Album opener is the dirty dirge known as ‘Wheels Of Confusion’, the sort of track that seems to suggest the band are wallowing in their own self-pity, a world now riddled with booze, blues and drugs. Even so, the riff, despite lumbering along, is once again killer, with Bill Ward, although at the end of his tether, is rattling away as if his habits depended on it. For some, the track is too self-indulgent, an eight-minute rambler that incorporates what has become known as ‘The Straightener’ and it’s the sort of jam one would expect for an album closer rather than the opener.
Track two is the bubbling ‘Tomorrow’s Dream’, a heavy blues-laced chuggernaut that once again features another Tony Iommi riff sent down from the gods, while Geezer Butler adds further weight to matters. Such is the darkness now that smothers the Sabs sound, that Ozzy Osbourne seems almost intoxicated by the grey haze of fumes. Strangely, ‘Tomorrow’s Dream’ was released as a single but not surprisingly failed to chart, especially when one considers that the B-side was the baffling instrumental ‘Laguna Sunrise’, which also features on the album.

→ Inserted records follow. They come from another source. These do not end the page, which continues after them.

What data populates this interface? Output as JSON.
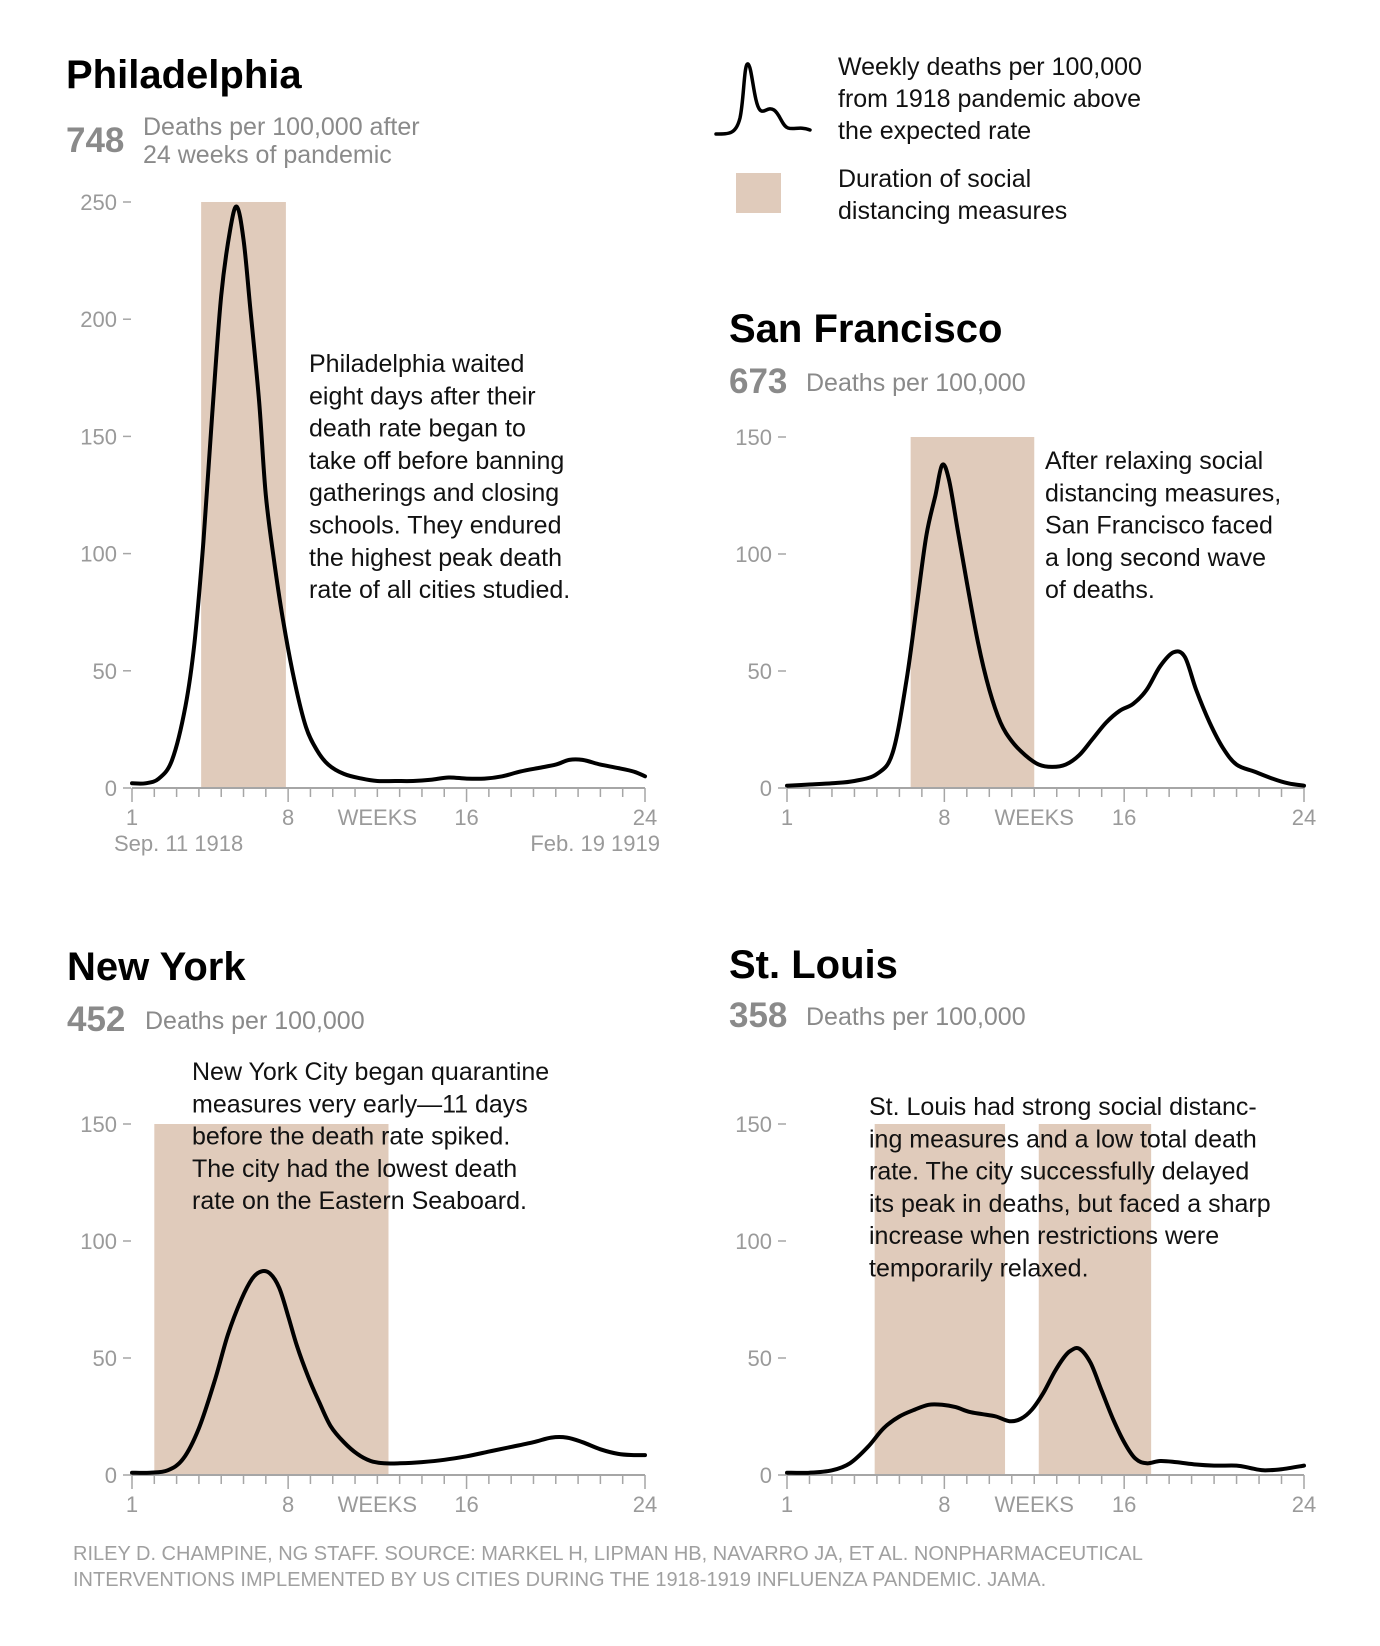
{
  "colors": {
    "line": "#000000",
    "band": "#e0cbbb",
    "axis": "#a6a6a6",
    "muted": "#8a8a8a"
  },
  "legend": {
    "line_label": [
      "Weekly deaths per 100,000",
      "from 1918 pandemic above",
      "the expected rate"
    ],
    "band_label": [
      "Duration of social",
      "distancing measures"
    ]
  },
  "credit": [
    "RILEY D. CHAMPINE, NG STAFF. SOURCE: MARKEL H, LIPMAN HB, NAVARRO JA, ET AL. NONPHARMACEUTICAL",
    "INTERVENTIONS IMPLEMENTED BY US CITIES DURING THE 1918-1919 INFLUENZA PANDEMIC. JAMA."
  ],
  "chart_data": [
    {
      "type": "line",
      "city": "Philadelphia",
      "total": "748",
      "subtitle": [
        "Deaths per 100,000 after",
        "24 weeks of pandemic"
      ],
      "annotation": [
        "Philadelphia waited",
        "eight days after their",
        "death rate began to",
        "take off before banning",
        "gatherings and closing",
        "schools. They endured",
        "the highest peak death",
        "rate of all cities studied."
      ],
      "xlabel": "WEEKS",
      "x_ticks": [
        "1",
        "8",
        "16",
        "24"
      ],
      "date_labels": [
        "Sep. 11 1918",
        "Feb. 19 1919"
      ],
      "y_ticks": [
        0,
        50,
        100,
        150,
        200,
        250
      ],
      "ylim": [
        0,
        250
      ],
      "xlim": [
        1,
        24
      ],
      "distancing": [
        [
          4.1,
          7.9
        ]
      ],
      "x": [
        1,
        1.6,
        2.2,
        2.8,
        3.4,
        3.8,
        4.2,
        4.6,
        5.0,
        5.4,
        5.7,
        6.0,
        6.3,
        6.7,
        7.0,
        7.4,
        7.8,
        8.3,
        8.8,
        9.3,
        9.8,
        10.5,
        11.3,
        12,
        12.8,
        13.6,
        14.4,
        15.2,
        16,
        16.8,
        17.6,
        18.4,
        19.2,
        20,
        20.6,
        21.2,
        22,
        22.8,
        23.5,
        24
      ],
      "y": [
        2,
        2,
        4,
        12,
        35,
        62,
        105,
        160,
        210,
        238,
        248,
        234,
        205,
        165,
        125,
        95,
        70,
        45,
        26,
        16,
        10,
        6,
        4,
        3,
        3,
        3,
        3.5,
        4.5,
        4,
        4,
        5,
        7,
        8.5,
        10,
        12,
        12,
        10,
        8.5,
        7,
        5
      ]
    },
    {
      "type": "line",
      "city": "San Francisco",
      "total": "673",
      "subtitle": [
        "Deaths per 100,000"
      ],
      "annotation": [
        "After relaxing social",
        "distancing measures,",
        "San Francisco faced",
        "a long second wave",
        "of deaths."
      ],
      "xlabel": "WEEKS",
      "x_ticks": [
        "1",
        "8",
        "16",
        "24"
      ],
      "y_ticks": [
        0,
        50,
        100,
        150
      ],
      "ylim": [
        0,
        150
      ],
      "xlim": [
        1,
        24
      ],
      "distancing": [
        [
          6.5,
          12.0
        ]
      ],
      "x": [
        1,
        2,
        3,
        4,
        5,
        5.7,
        6.3,
        6.8,
        7.2,
        7.6,
        7.9,
        8.2,
        8.6,
        9.0,
        9.5,
        10,
        10.5,
        11,
        11.6,
        12.2,
        12.8,
        13.4,
        14,
        14.6,
        15.2,
        15.8,
        16.4,
        17,
        17.6,
        18.2,
        18.7,
        19.2,
        19.8,
        20.4,
        21,
        21.8,
        22.6,
        23.3,
        24
      ],
      "y": [
        1,
        1.5,
        2,
        3,
        6,
        15,
        45,
        80,
        108,
        125,
        138,
        132,
        110,
        88,
        62,
        42,
        28,
        20,
        14,
        10,
        9,
        10,
        14,
        21,
        28,
        33,
        36,
        42,
        52,
        58,
        56,
        42,
        28,
        17,
        10,
        7,
        4,
        2,
        1
      ]
    },
    {
      "type": "line",
      "city": "New York",
      "total": "452",
      "subtitle": [
        "Deaths per 100,000"
      ],
      "annotation": [
        "New York City began quarantine",
        "measures very early—11 days",
        "before the death rate spiked.",
        "The city had the lowest death",
        "rate on the Eastern Seaboard."
      ],
      "xlabel": "WEEKS",
      "x_ticks": [
        "1",
        "8",
        "16",
        "24"
      ],
      "y_ticks": [
        0,
        50,
        100,
        150
      ],
      "ylim": [
        0,
        150
      ],
      "xlim": [
        1,
        24
      ],
      "distancing": [
        [
          2.0,
          12.5
        ]
      ],
      "x": [
        1,
        1.8,
        2.6,
        3.3,
        4.0,
        4.7,
        5.3,
        5.9,
        6.4,
        6.8,
        7.2,
        7.6,
        8.0,
        8.4,
        8.9,
        9.4,
        9.9,
        10.5,
        11.1,
        11.7,
        12.3,
        13,
        14,
        15,
        16,
        17,
        18,
        19,
        19.8,
        20.5,
        21.2,
        22,
        22.8,
        23.5,
        24
      ],
      "y": [
        1,
        1,
        2,
        7,
        20,
        40,
        60,
        75,
        84,
        87,
        86,
        80,
        68,
        55,
        42,
        31,
        21,
        14,
        9,
        6,
        5,
        5,
        5.5,
        6.5,
        8,
        10,
        12,
        14,
        16,
        16,
        14,
        11,
        9,
        8.5,
        8.5
      ]
    },
    {
      "type": "line",
      "city": "St. Louis",
      "total": "358",
      "subtitle": [
        "Deaths per 100,000"
      ],
      "annotation": [
        "St. Louis had strong social distanc-",
        "ing measures and a low total death",
        "rate. The city successfully delayed",
        "its peak in deaths, but faced a sharp",
        "increase when restrictions were",
        "temporarily relaxed."
      ],
      "xlabel": "WEEKS",
      "x_ticks": [
        "1",
        "8",
        "16",
        "24"
      ],
      "y_ticks": [
        0,
        50,
        100,
        150
      ],
      "ylim": [
        0,
        150
      ],
      "xlim": [
        1,
        24
      ],
      "distancing": [
        [
          4.9,
          10.7
        ],
        [
          12.2,
          17.2
        ]
      ],
      "x": [
        1,
        2,
        3,
        3.8,
        4.6,
        5.3,
        6.0,
        6.7,
        7.3,
        7.9,
        8.5,
        9.1,
        9.7,
        10.3,
        10.9,
        11.4,
        11.9,
        12.4,
        12.9,
        13.3,
        13.6,
        14.0,
        14.5,
        15.0,
        15.5,
        16.0,
        16.5,
        17.0,
        17.6,
        18.3,
        19.2,
        20.0,
        21.0,
        21.6,
        22.2,
        23,
        24
      ],
      "y": [
        1,
        1,
        2,
        5,
        12,
        20,
        25,
        28,
        30,
        30,
        29,
        27,
        26,
        25,
        23,
        24,
        28,
        35,
        44,
        50,
        53,
        54,
        48,
        36,
        24,
        14,
        7,
        5,
        6,
        5.5,
        4.5,
        4,
        4,
        3,
        2,
        2.5,
        4
      ]
    }
  ]
}
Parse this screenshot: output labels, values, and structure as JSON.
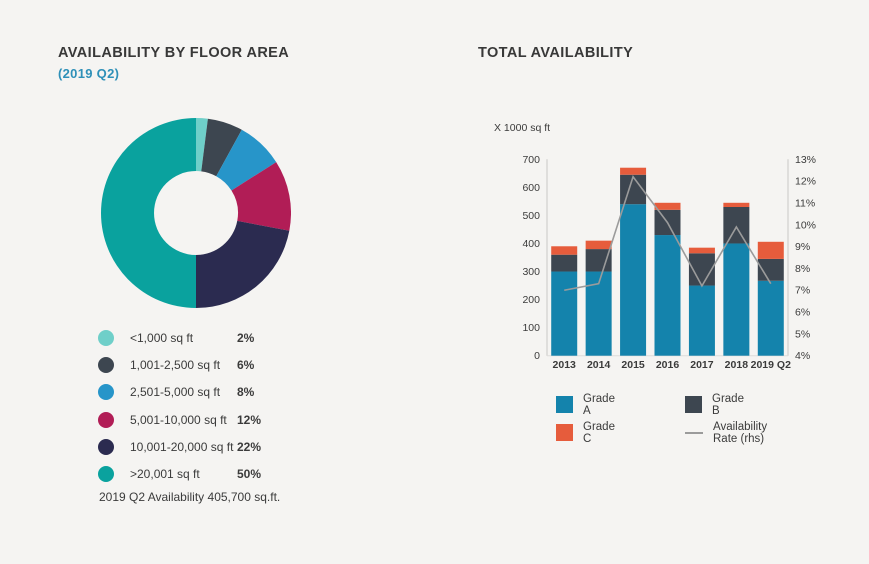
{
  "page": {
    "background": "#f5f4f2"
  },
  "left_panel": {
    "title": "AVAILABILITY BY FLOOR AREA",
    "subtitle": "(2019 Q2)",
    "footer_note": "2019 Q2 Availability 405,700 sq.ft."
  },
  "right_panel": {
    "title": "TOTAL AVAILABILITY",
    "y_axis_label": "X 1000 sq ft"
  },
  "colors": {
    "background": "#f5f4f2",
    "title_text": "#383838",
    "subtitle_text": "#2e90b8",
    "tick_text": "#3b3b3b",
    "axis_line": "#c9c7c5",
    "rate_line": "#9b9b9b"
  },
  "chart_data": [
    {
      "type": "pie",
      "variant": "donut",
      "title": "AVAILABILITY BY FLOOR AREA",
      "subtitle": "(2019 Q2)",
      "start_angle_deg": -90,
      "direction": "clockwise",
      "legend_position": "bottom-left",
      "note": "2019 Q2 Availability 405,700 sq.ft.",
      "segments": [
        {
          "label": "<1,000 sq ft",
          "pct": 2,
          "color": "#6fcfc9"
        },
        {
          "label": "1,001-2,500 sq ft",
          "pct": 6,
          "color": "#3d4650"
        },
        {
          "label": "2,501-5,000 sq ft",
          "pct": 8,
          "color": "#2795c9"
        },
        {
          "label": "5,001-10,000 sq ft",
          "pct": 12,
          "color": "#b11d56"
        },
        {
          "label": "10,001-20,000 sq ft",
          "pct": 22,
          "color": "#2b2b50"
        },
        {
          "label": ">20,001 sq ft",
          "pct": 50,
          "color": "#0aa29e"
        }
      ]
    },
    {
      "type": "bar",
      "variant": "stacked-with-line",
      "title": "TOTAL AVAILABILITY",
      "ylabel": "X 1000 sq ft",
      "categories": [
        "2013",
        "2014",
        "2015",
        "2016",
        "2017",
        "2018",
        "2019 Q2"
      ],
      "series": [
        {
          "name": "Grade A",
          "color": "#1483ac",
          "values": [
            300,
            300,
            540,
            430,
            250,
            400,
            267
          ]
        },
        {
          "name": "Grade B",
          "color": "#3d4650",
          "values": [
            60,
            80,
            105,
            90,
            115,
            130,
            78
          ]
        },
        {
          "name": "Grade C",
          "color": "#e65c3c",
          "values": [
            30,
            30,
            25,
            25,
            20,
            15,
            61
          ]
        }
      ],
      "line_series": {
        "name": "Availability Rate (rhs)",
        "color": "#9b9b9b",
        "values": [
          7.0,
          7.3,
          12.2,
          10.1,
          7.2,
          9.9,
          7.3
        ]
      },
      "left_axis": {
        "min": 0,
        "max": 700,
        "step": 100
      },
      "right_axis": {
        "min": 4,
        "max": 13,
        "step": 1,
        "suffix": "%"
      },
      "grid": false,
      "legend_position": "bottom"
    }
  ]
}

‘Laguna Sunrise’ is another of those wistful Sabbath moments to break up the doom, and sits alongside the weirder spook-fest that is ‘FX’, an instrumental that sounds more like a message from space rather than a piece of music.
However, weirdness aside, Black Sabbath really shines on the momentous ‘Snowblind’. If ever there was a drug anthem it’s this, Ozzy’s vocals drowning in a sea of powder as Iommi’s riffs fill the ears with star-dust and Ward’s drums dance with the fairies.
‘Snowblind’ is Black Sabbath at their most epic, but for me the strongest segments of the record has to be a certain trio of tracks which includes ‘Cornucopia’, an absolute metal mammoth of a track that lumbers with the grace of an aged ogre. The second of the terrible trio is the merriment that is ‘St. Vitus Dance’, an upbeat rocker featuring some of Iommi’s best work. But the almost joyous structure of the tune is contradicted by the track which I still believe is Sabbath’s heaviest of all time – the doom sludge that is ‘Under The Sun / Every Day Comes And Goes’, a truly punishing number in which Ozzy barks, “I don’t want no teacher telling me about the god in the sky”; his cries suffocated by Iommi’s well-soiled riff.
Strangely, despite my obsession with these three tracks, Vol. 4 will probably be best remembered for the ballad that is ‘Changes’, which Ozzy would bring back to life several decades later in a duet with daughter Kelly. The message in 2003 was revised, the track being a wistful hit despite originally being written about love lost. Despite the irritating track it’s become, ‘Changes’, in its original form, is a beautiful song, led merely by piano and Ozzy’s grief-stricken twang.
Vol. 4 may not be the Black Sabbath album that everyone talks about, but it’s another vital cog in the wheel of a band that at the time, despite their habits, could seemingly do no wrong.